La literatura es el aprovechamiento estético de la gramática del mismo modo que la ópera es la sublime destilación del grito. En ambos casos la predisposición resulta inútil sin la intervención de cierta preparación técnica, aunque también es cierto que el empleo de las herramientas requiere una determinada destreza y que la habilidad en su manejo tiene a veces mucho que ver con la inspiración, viejo y caprichoso recurso, generalmente escaso, sobre cuyo origen y composición es difícil ponerse de acuerdo. ¿Y qué diablos es la inspiración?

Para unos es la consecuencia natural del aprovechamiento artístico del peso que en la personalidad de cada cual tienen sus experiencias personales; otros, en cambio, no dudan en afirmar que eso que llamamos inspiración no es sino que lo que se nos viene a la cabeza por culpa de un descuido mientras pensamos en otra cosa, igual que recordamos a otra mujer mientras nos fijamos en el paraguas de la vecina.

Sin descartar que la inspiración sea en realidad una consecuencia natural del esfuerzo en el trabajo, lo cierto es que también puede ocurrir que, por su carácter tan frágil, te sientas inspirado por una idea que por desgracia se desvanece mientras buscas la manera de expresarla en el papel, con lo cual resulta que hay ocasiones en las que la literatura se convierte en el inesperado sepulcro de la imaginación, como ocurriría en el caso de que la lluvia pudriese el río. Hay escritores cuyos mejores logros son el resultado de grandes esfuerzos y otros en quienes la indiscutible calidad literaria es la consecuencia natural de esa interesante y fértil desidia que hace tan interesante la mirada de las mujeres miopes y tan atractivos los jardines sobados por el viento y malogrados por el abandonado.
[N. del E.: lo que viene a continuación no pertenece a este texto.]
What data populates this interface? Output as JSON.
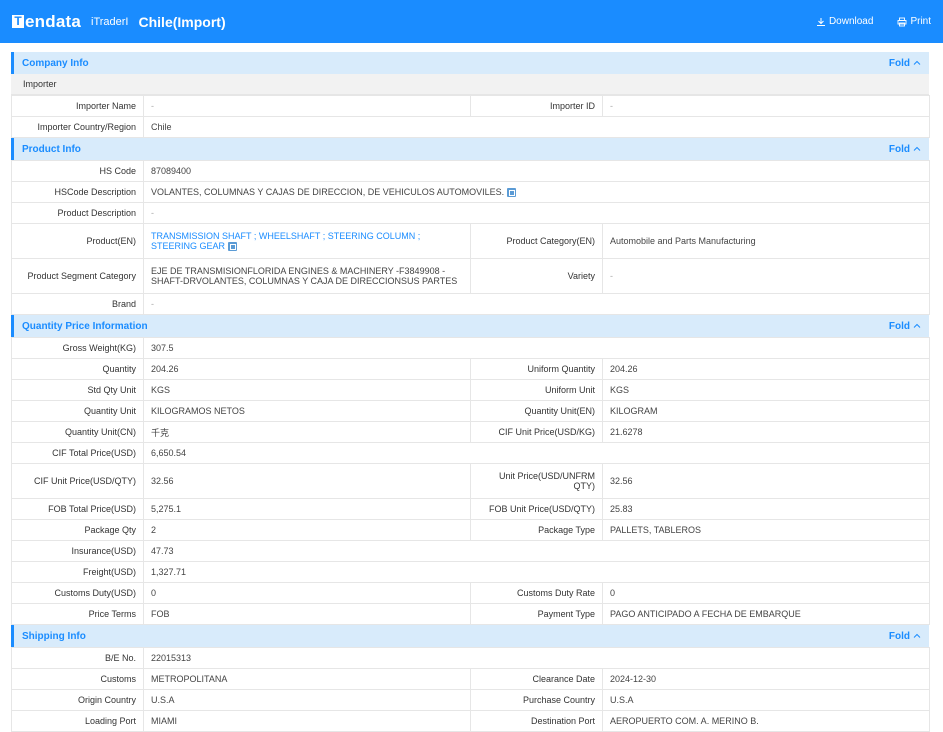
{
  "header": {
    "logo_mark": "T",
    "logo_text": "endata",
    "sub_brand": "iTraderI",
    "title": "Chile(Import)",
    "download": "Download",
    "print": "Print"
  },
  "fold_label": "Fold",
  "company": {
    "title": "Company Info",
    "subhead": "Importer",
    "rows": [
      {
        "l1": "Importer Name",
        "v1": "-",
        "l2": "Importer ID",
        "v2": "-"
      },
      {
        "l1": "Importer Country/Region",
        "v1": "Chile"
      }
    ]
  },
  "product": {
    "title": "Product Info",
    "hs_code_label": "HS Code",
    "hs_code": "87089400",
    "hs_desc_label": "HSCode Description",
    "hs_desc": "VOLANTES, COLUMNAS Y CAJAS DE DIRECCION, DE VEHICULOS AUTOMOVILES.",
    "prod_desc_label": "Product Description",
    "prod_desc": "-",
    "product_en_label": "Product(EN)",
    "product_en": "TRANSMISSION SHAFT ; WHEELSHAFT ; STEERING COLUMN ; STEERING GEAR",
    "category_en_label": "Product Category(EN)",
    "category_en": "Automobile and Parts Manufacturing",
    "segment_label": "Product Segment Category",
    "segment": "EJE DE TRANSMISIONFLORIDA ENGINES & MACHINERY -F3849908 -SHAFT-DRVOLANTES, COLUMNAS Y CAJA DE DIRECCIONSUS PARTES",
    "variety_label": "Variety",
    "variety": "-",
    "brand_label": "Brand",
    "brand": "-"
  },
  "quantity": {
    "title": "Quantity Price Information",
    "gross_weight_label": "Gross Weight(KG)",
    "gross_weight": "307.5",
    "quantity_label": "Quantity",
    "quantity": "204.26",
    "uniform_qty_label": "Uniform Quantity",
    "uniform_qty": "204.26",
    "std_unit_label": "Std Qty Unit",
    "std_unit": "KGS",
    "uniform_unit_label": "Uniform Unit",
    "uniform_unit": "KGS",
    "qty_unit_label": "Quantity Unit",
    "qty_unit": "KILOGRAMOS NETOS",
    "qty_unit_en_label": "Quantity Unit(EN)",
    "qty_unit_en": "KILOGRAM",
    "qty_unit_cn_label": "Quantity Unit(CN)",
    "qty_unit_cn": "千克",
    "cif_unit_kg_label": "CIF Unit Price(USD/KG)",
    "cif_unit_kg": "21.6278",
    "cif_total_label": "CIF Total Price(USD)",
    "cif_total": "6,650.54",
    "cif_unit_qty_label": "CIF Unit Price(USD/QTY)",
    "cif_unit_qty": "32.56",
    "unit_price_label": "Unit Price(USD/UNFRM QTY)",
    "unit_price": "32.56",
    "fob_total_label": "FOB Total Price(USD)",
    "fob_total": "5,275.1",
    "fob_unit_label": "FOB Unit Price(USD/QTY)",
    "fob_unit": "25.83",
    "pkg_qty_label": "Package Qty",
    "pkg_qty": "2",
    "pkg_type_label": "Package Type",
    "pkg_type": "PALLETS, TABLEROS",
    "insurance_label": "Insurance(USD)",
    "insurance": "47.73",
    "freight_label": "Freight(USD)",
    "freight": "1,327.71",
    "duty_label": "Customs Duty(USD)",
    "duty": "0",
    "duty_rate_label": "Customs Duty Rate",
    "duty_rate": "0",
    "price_terms_label": "Price Terms",
    "price_terms": "FOB",
    "payment_label": "Payment Type",
    "payment": "PAGO ANTICIPADO A FECHA DE EMBARQUE"
  },
  "shipping": {
    "title": "Shipping Info",
    "be_label": "B/E No.",
    "be": "22015313",
    "customs_label": "Customs",
    "customs": "METROPOLITANA",
    "clearance_label": "Clearance Date",
    "clearance": "2024-12-30",
    "origin_label": "Origin Country",
    "origin": "U.S.A",
    "purchase_label": "Purchase Country",
    "purchase": "U.S.A",
    "loading_label": "Loading Port",
    "loading": "MIAMI",
    "dest_label": "Destination Port",
    "dest": "AEROPUERTO COM. A. MERINO B."
  },
  "colors": {
    "brand": "#1a8cff",
    "section_bg": "#d8ebfb",
    "subhead_bg": "#f2f2f2"
  }
}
Muchos lectores son devotos de esa literatura oleosa, dulce y homogénea que produce un cierto regusto de confitería, pero los hay que prefieren los textos un poco inesperados y chocantes, a veces incluso desiguales o en apariencia mal construidos, pero que les dejan en el cuerpo la extraña sensación de haberse comido juntas la flor, la miel y la abeja.

No hay nada demostrado sobre que el placer sea por completo excluyente del asco e incluso cabe admitir que hay ocasiones en las que las relaciones sexuales más estimulantes tienen mucho que ver con lo tentador que resulta el hacinamiento en el que se suscitan y la facilidad con la que el mal olor corporal se convierte inesperadamente en un poderoso narcótico, probablemente, pienso yo, porque el ser humano alcanza su equilibro emocional cuando en sus principios morales la decencia está a la misma distancia que la obscenidad, en ese instante espiritual casi inenarrable en el que, mal que nos pese, tenemos la absoluta certeza de que el sexo será mas memorable por su dolor y sabemos a ciencia cierta que en el paroxismo del revolcón, lo que de verdad inmortaliza un beso es la pulpa de su saliva y la sangre de sus encías. Naturalmente también pienso que la gramática y la sintaxis son el recurso del que algunos echamos mano porque tenemos la fundada sospecha de que incluso las cosas sucias que hiciste bien mejoran mucho si sabes contarlas mal.